How the hell are people suppose to respond to that? What do you want them to say?” The car accelerates with his words.

He was a Serial Killer. Maybe he's still killing. Have there been any others since then? I can't help but wonder.

“He couldn’t get away with that now days.” I tell my face in the window, then turn back to remind him, “He‘d have lost his weapon after the first one“

“WEAPON? WEAPON! Have you heard to a single word I’ve said? “ I see him shaking his head as I stare into approaching headlights. Raindrops on the windshield make them waver a bit. It wasn't raining that night, the night it happened.

At the hospital, I signed something to give them permission to disconnect Mama's body from the machines. It wasn’t legal, I'm sure , but my Dad couldn’t do it because they were divorced and there just wasn’t anyone else. So I did it. And it was alright, that part's never bothered me. She was dead anyway. No brainwaves. It was a formality.

My Dad made them let me be alone with her for a few minutes, to say good-bye. The woman's body they left me with, the one laying in that bed with all the tubes sticking out of her, surrounded by humming machines and TV screens, that wasn't my Mama. That woman's face, her neck and even her hands, were all bloated, the skin stretched shiney like some kind of bazarre water balloon. Her hair was a mess too and her make-up was gone. My Mama would have hated that. But it didn’t matter , the part that had been my Mama wasn’t there any more.

I didn’t touch her, didn’t even bother saying good-bye, it was too late for that. I just walked back out.

The next day I started telling people the story.

I’ve been telling them ever since.

“ Look Kim, I don’t mean to be a prick about this. I know it was a terrible,terrible experience. I'm sure I can’t even begin to imagine what it’s like to lose your mother that way." Somewhere, back there a little way, he had pulled the car over to the side of the road and put the emergancy lights on.

"I didn't lose her. You lose an earring or even a cat, you don't lose a mother. My mother was taken from me. She was murdered by a sick, twisted man and taken from me. I did not lose her."

"I know you still miss her, that you always will. “ He keeps puts his hands on either side of my face and looks into my eyes, so I will know he is sincere. “ I know you want her death to have meaning, to serve a purpose, but this isn’t the way to do it."

I disagree.

"You make people uncomfortable . They listen to you and they can't help but think about themselves. Maybe they suddenly remember that time they were high, or were a little tipsy, but they got in their car and drove home anyway. Maybe they remember that time they let their friend drive home, even though it was obveous she'd had too much to drink, because it 'wasn't their business" or they didn't want to make their friend mad angry. They end up identifying with the guy who hit your mother, instead of with her.

They listen to you and they feel guilty."

"Not all of them. Some of them will hear me. They'll listen, and maybe the next time they'll remember and they won't make his mistake...."His hand is in my hair, his forehead touches mine.

“I'd like to believe that, Kim, I really would.“ He turns off the engine and unbuckles both our belts so he can take me in his arms. “But I think you've got to face the facts.”

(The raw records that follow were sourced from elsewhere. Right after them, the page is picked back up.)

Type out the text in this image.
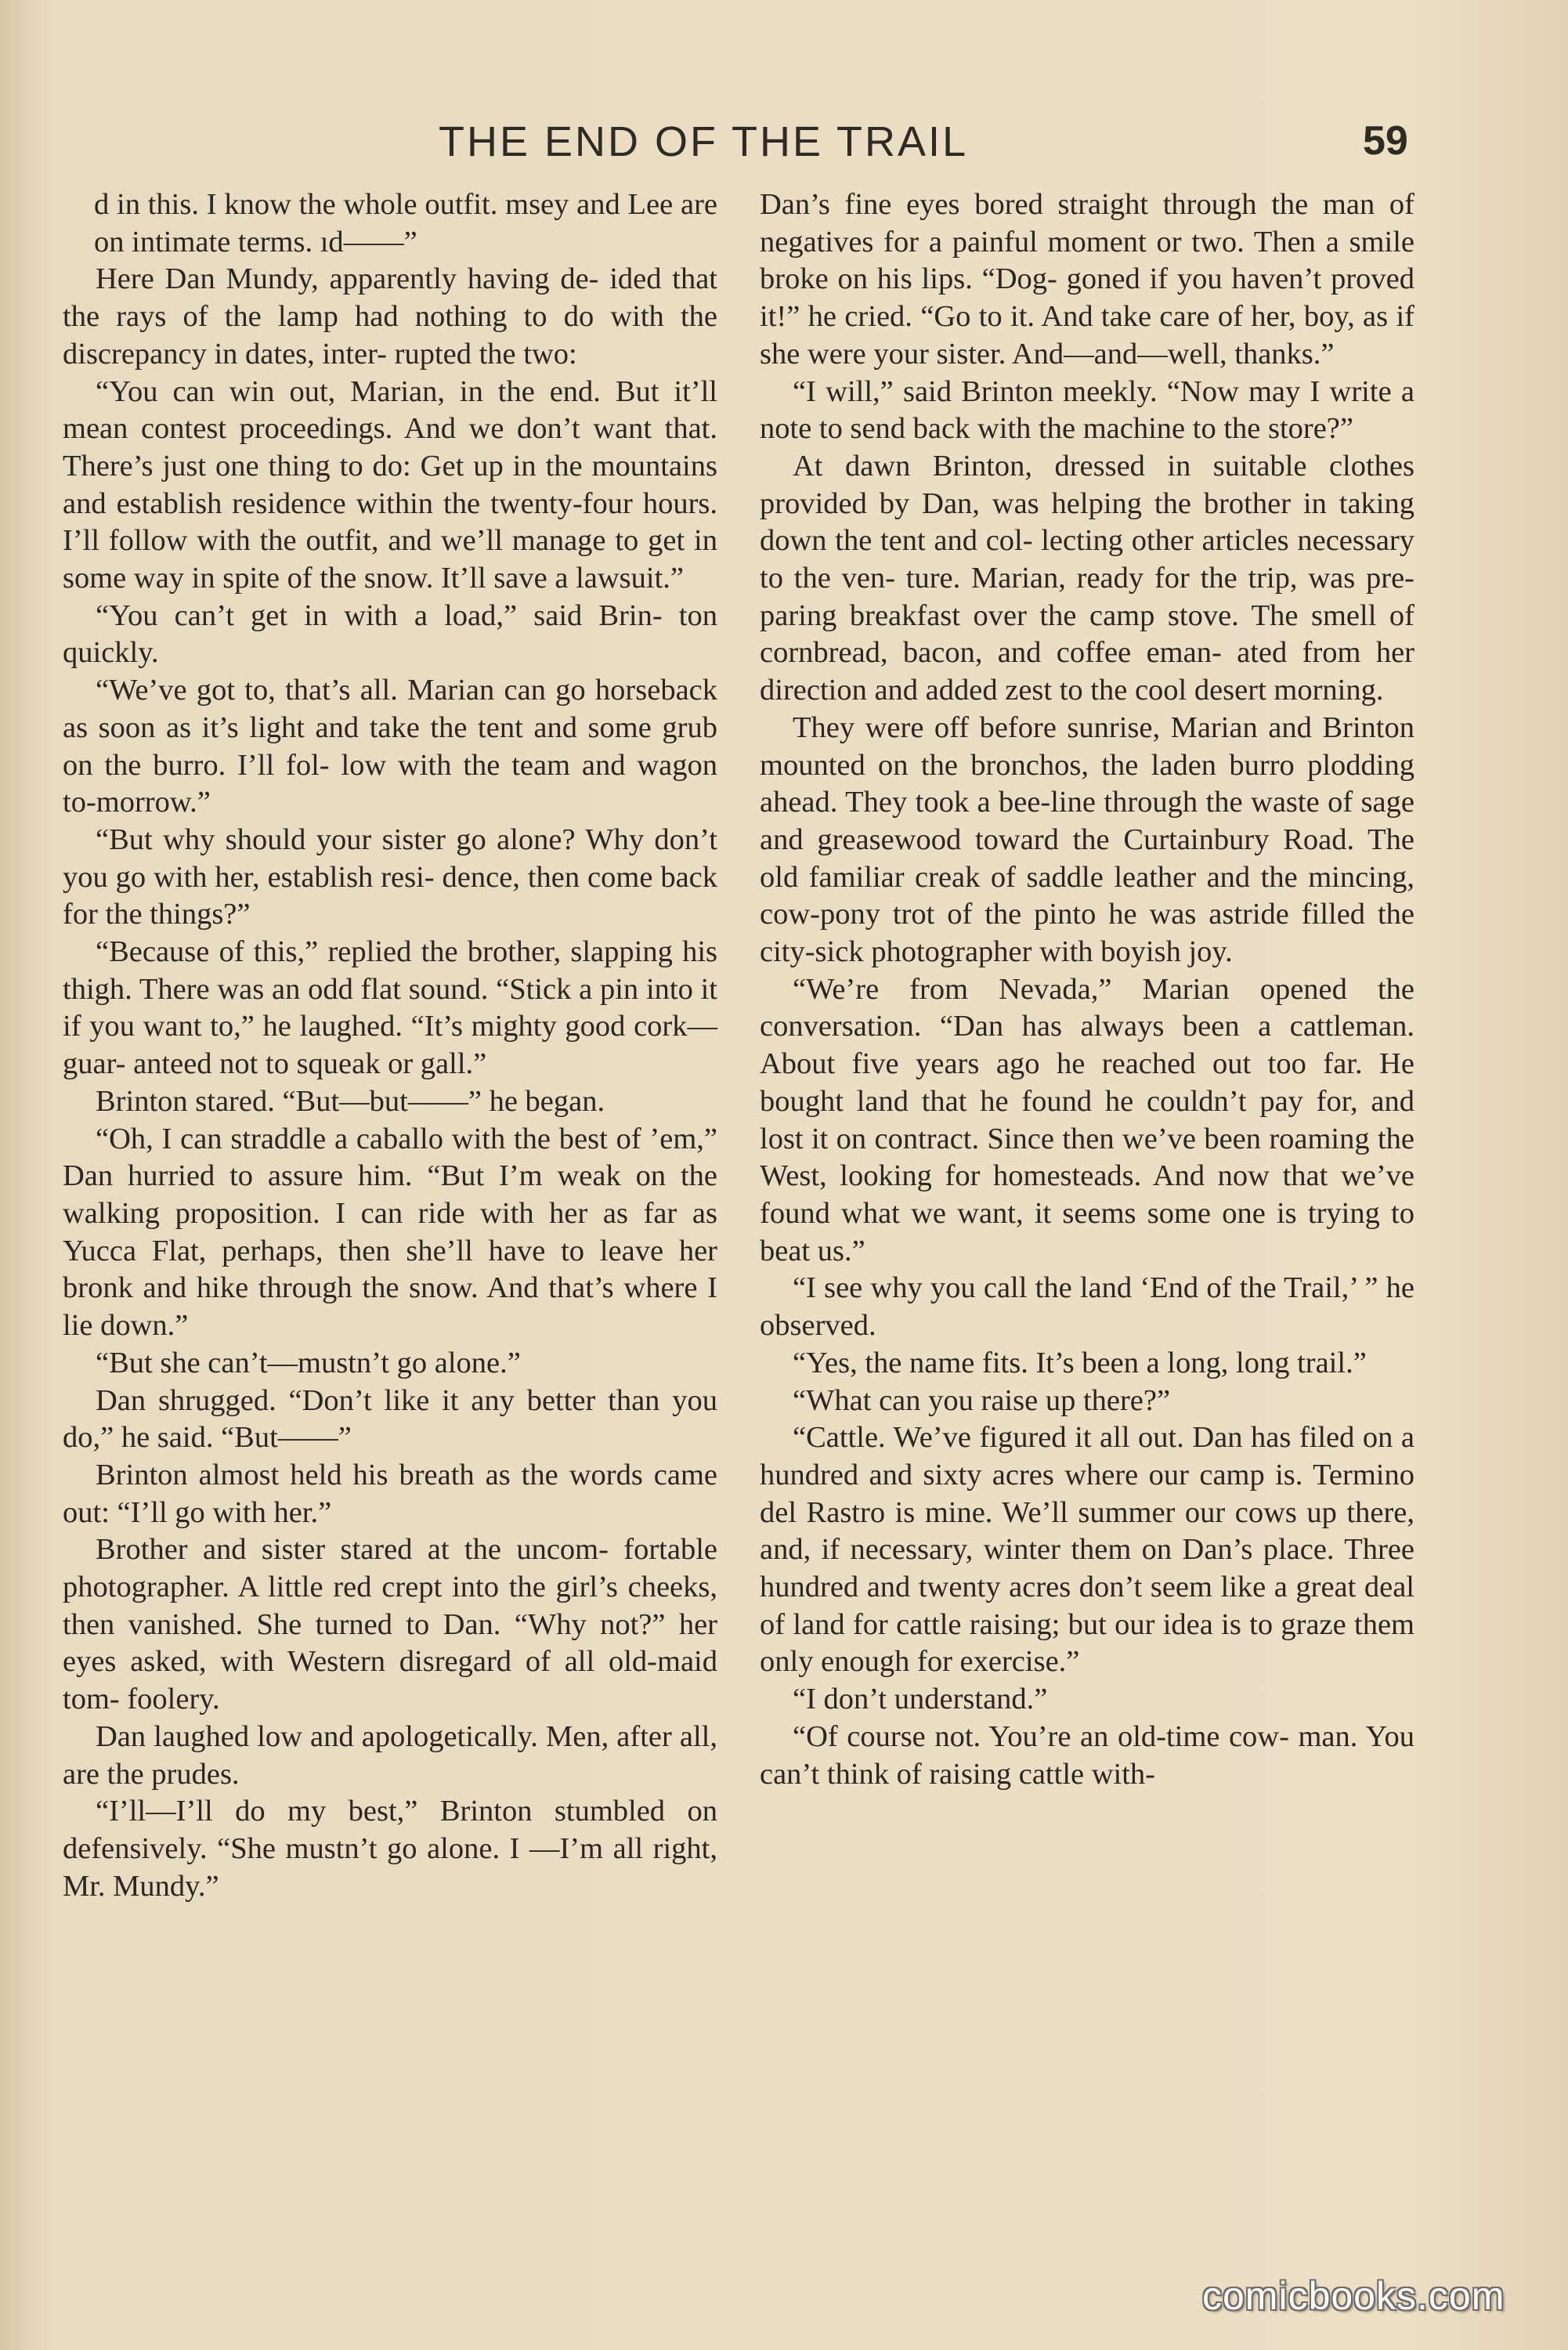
THE END OF THE TRAIL	59

d in this. I know the whole outfit. msey and Lee are on intimate terms. ıd——”

Here Dan Mundy, apparently having de- ided that the rays of the lamp had nothing to do with the discrepancy in dates, inter- rupted the two:

“You can win out, Marian, in the end. But it’ll mean contest proceedings. And we don’t want that. There’s just one thing to do: Get up in the mountains and establish residence within the twenty-four hours. I’ll follow with the outfit, and we’ll manage to get in some way in spite of the snow. It’ll save a lawsuit.”

“You can’t get in with a load,” said Brin- ton quickly.

“We’ve got to, that’s all. Marian can go horseback as soon as it’s light and take the tent and some grub on the burro. I’ll fol- low with the team and wagon to-morrow.”

“But why should your sister go alone? Why don’t you go with her, establish resi- dence, then come back for the things?”

“Because of this,” replied the brother, slapping his thigh. There was an odd flat sound. “Stick a pin into it if you want to,” he laughed. “It’s mighty good cork—guar- anteed not to squeak or gall.”

Brinton stared. “But—but——” he began.

“Oh, I can straddle a caballo with the best of ’em,” Dan hurried to assure him. “But I’m weak on the walking proposition. I can ride with her as far as Yucca Flat, perhaps, then she’ll have to leave her bronk and hike through the snow. And that’s where I lie down.”

“But she can’t—mustn’t go alone.”

Dan shrugged. “Don’t like it any better than you do,” he said. “But——”

Brinton almost held his breath as the words came out: “I’ll go with her.”

Brother and sister stared at the uncom- fortable photographer. A little red crept into the girl’s cheeks, then vanished. She turned to Dan. “Why not?” her eyes asked, with Western disregard of all old-maid tom- foolery.

Dan laughed low and apologetically. Men, after all, are the prudes.

“I’ll—I’ll do my best,” Brinton stumbled on defensively. “She mustn’t go alone. I —I’m all right, Mr. Mundy.”

Dan’s fine eyes bored straight through the man of negatives for a painful moment or two. Then a smile broke on his lips. “Dog- goned if you haven’t proved it!” he cried. “Go to it. And take care of her, boy, as if she were your sister. And—and—well, thanks.”

“I will,” said Brinton meekly. “Now may I write a note to send back with the machine to the store?”

At dawn Brinton, dressed in suitable clothes provided by Dan, was helping the brother in taking down the tent and col- lecting other articles necessary to the ven- ture. Marian, ready for the trip, was pre- paring breakfast over the camp stove. The smell of cornbread, bacon, and coffee eman- ated from her direction and added zest to the cool desert morning.

They were off before sunrise, Marian and Brinton mounted on the bronchos, the laden burro plodding ahead. They took a bee-line through the waste of sage and greasewood toward the Curtainbury Road. The old familiar creak of saddle leather and the mincing, cow-pony trot of the pinto he was astride filled the city-sick photographer with boyish joy.

“We’re from Nevada,” Marian opened the conversation. “Dan has always been a cattleman. About five years ago he reached out too far. He bought land that he found he couldn’t pay for, and lost it on contract. Since then we’ve been roaming the West, looking for homesteads. And now that we’ve found what we want, it seems some one is trying to beat us.”

“I see why you call the land ‘End of the Trail,’ ” he observed.

“Yes, the name fits. It’s been a long, long trail.”

“What can you raise up there?”

“Cattle. We’ve figured it all out. Dan has filed on a hundred and sixty acres where our camp is. Termino del Rastro is mine. We’ll summer our cows up there, and, if necessary, winter them on Dan’s place. Three hundred and twenty acres don’t seem like a great deal of land for cattle raising; but our idea is to graze them only enough for exercise.”

“I don’t understand.”

“Of course not. You’re an old-time cow- man. You can’t think of raising cattle with-

comicbooks.com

The facts: On Oct. 11, 1975, my 37 year old mother was murdered on her way home from a night class. The killer was 20 years old and had already killed someone else less than a year before. His weapon in both cases, was the car he drove while under the influence of alchohol. Because his crimes occured prior to the creation and efforts of MADD (Mother’s Against Drunk Drivers) and similar organizations, the laws regarding such “accidents” were much less punative. The man who killed my mother lost his license for six months and received a $500 fine. I was ten years old. My mother has been dead for 35 years. I still miss her.